BIS and IMF attacks on quantitative easing deeply misguided warn monetarists
Source: The Telegraph
The BIS enjoys huge prestige. It was the only major institution to warn persistently before 2008 that credit excess threatened to trigger a global crisis. The bank's monetary veteran Claudio Borio is esteemed by specialists as one of the world's most brilliant economists.
Mr Caruana said central bank largesse is distorting the financial system and storing up trouble for the future.
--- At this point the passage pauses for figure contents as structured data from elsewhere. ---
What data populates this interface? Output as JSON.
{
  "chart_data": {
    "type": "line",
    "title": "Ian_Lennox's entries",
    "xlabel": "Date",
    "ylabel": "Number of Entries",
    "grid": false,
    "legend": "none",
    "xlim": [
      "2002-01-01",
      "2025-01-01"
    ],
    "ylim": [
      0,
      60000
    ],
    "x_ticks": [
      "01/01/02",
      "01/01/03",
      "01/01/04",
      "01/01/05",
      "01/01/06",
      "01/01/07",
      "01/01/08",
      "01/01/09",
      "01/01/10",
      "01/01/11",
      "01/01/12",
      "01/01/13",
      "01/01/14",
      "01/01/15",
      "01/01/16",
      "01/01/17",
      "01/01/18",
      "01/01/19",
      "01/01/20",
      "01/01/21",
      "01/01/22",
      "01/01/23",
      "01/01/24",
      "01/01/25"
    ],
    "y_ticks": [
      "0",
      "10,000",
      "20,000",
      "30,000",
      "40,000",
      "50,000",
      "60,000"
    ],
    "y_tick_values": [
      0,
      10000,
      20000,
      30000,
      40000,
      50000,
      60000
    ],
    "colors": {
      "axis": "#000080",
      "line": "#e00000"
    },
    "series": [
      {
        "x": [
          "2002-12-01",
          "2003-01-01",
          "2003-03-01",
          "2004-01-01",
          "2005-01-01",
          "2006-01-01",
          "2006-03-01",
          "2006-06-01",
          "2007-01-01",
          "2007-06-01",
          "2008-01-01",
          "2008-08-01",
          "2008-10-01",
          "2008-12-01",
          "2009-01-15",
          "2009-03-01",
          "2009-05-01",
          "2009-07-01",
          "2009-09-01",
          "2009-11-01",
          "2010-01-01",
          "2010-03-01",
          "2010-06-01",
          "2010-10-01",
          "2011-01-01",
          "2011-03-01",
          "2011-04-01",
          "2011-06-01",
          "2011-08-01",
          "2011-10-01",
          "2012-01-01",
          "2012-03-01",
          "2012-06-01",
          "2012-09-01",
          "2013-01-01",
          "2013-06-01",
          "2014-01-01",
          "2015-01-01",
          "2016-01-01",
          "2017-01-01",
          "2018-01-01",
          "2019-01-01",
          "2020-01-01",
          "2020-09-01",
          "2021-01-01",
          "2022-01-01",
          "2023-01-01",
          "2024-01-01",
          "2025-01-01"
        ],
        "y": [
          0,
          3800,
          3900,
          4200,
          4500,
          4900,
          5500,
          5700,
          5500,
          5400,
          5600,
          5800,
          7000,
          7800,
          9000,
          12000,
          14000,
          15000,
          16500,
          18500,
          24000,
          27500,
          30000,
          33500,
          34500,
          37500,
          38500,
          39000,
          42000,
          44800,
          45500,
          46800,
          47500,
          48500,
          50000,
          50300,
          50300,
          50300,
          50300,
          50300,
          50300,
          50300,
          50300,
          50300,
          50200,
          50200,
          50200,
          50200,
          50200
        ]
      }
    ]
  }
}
It is also letting governments "kick the can down the road" and delay reform.
Similar arguments were made by the IMF in a working paper on "Unconventional Monetary Policies". While concluding that emergency action had prevented a deeper downturn, it said potency is "diminishing", and side-effects are becoming worse.
There are signs of a "mispricing of credit risk", a euphemism for asset bubbles. The longer it goes on, the harder it will be for central banks to extricate themselves. The IMF said losses from soaring bond yields -- and therefore falling values -- could reach 7pc of GDP for the Bank of Japan, 6pc for the Bank of England, and 4pc for the Fed.
Read more: http://www.telegraph.co.uk/finance/economics/10067080/BIS-and-IMF-attacks-on-quantitative-easing-deeply-misguided-warn-monetarists.html
It isn't mentioned in the article that pensions have brought flat returns due to QE. When interest rates are low, and free money is given to banks, the only people who profit are the bankers who can use the easy money to gobble up whatever they desire cheaply and speculate without consequence.
This article is an argument from bankers against the IMF and BIS advice. Generally, especially given the financial situation, I am unlikely to trust a word they say. Quite frankly I am apt to believe the opposite. I hope by now most Americans share that sentiment.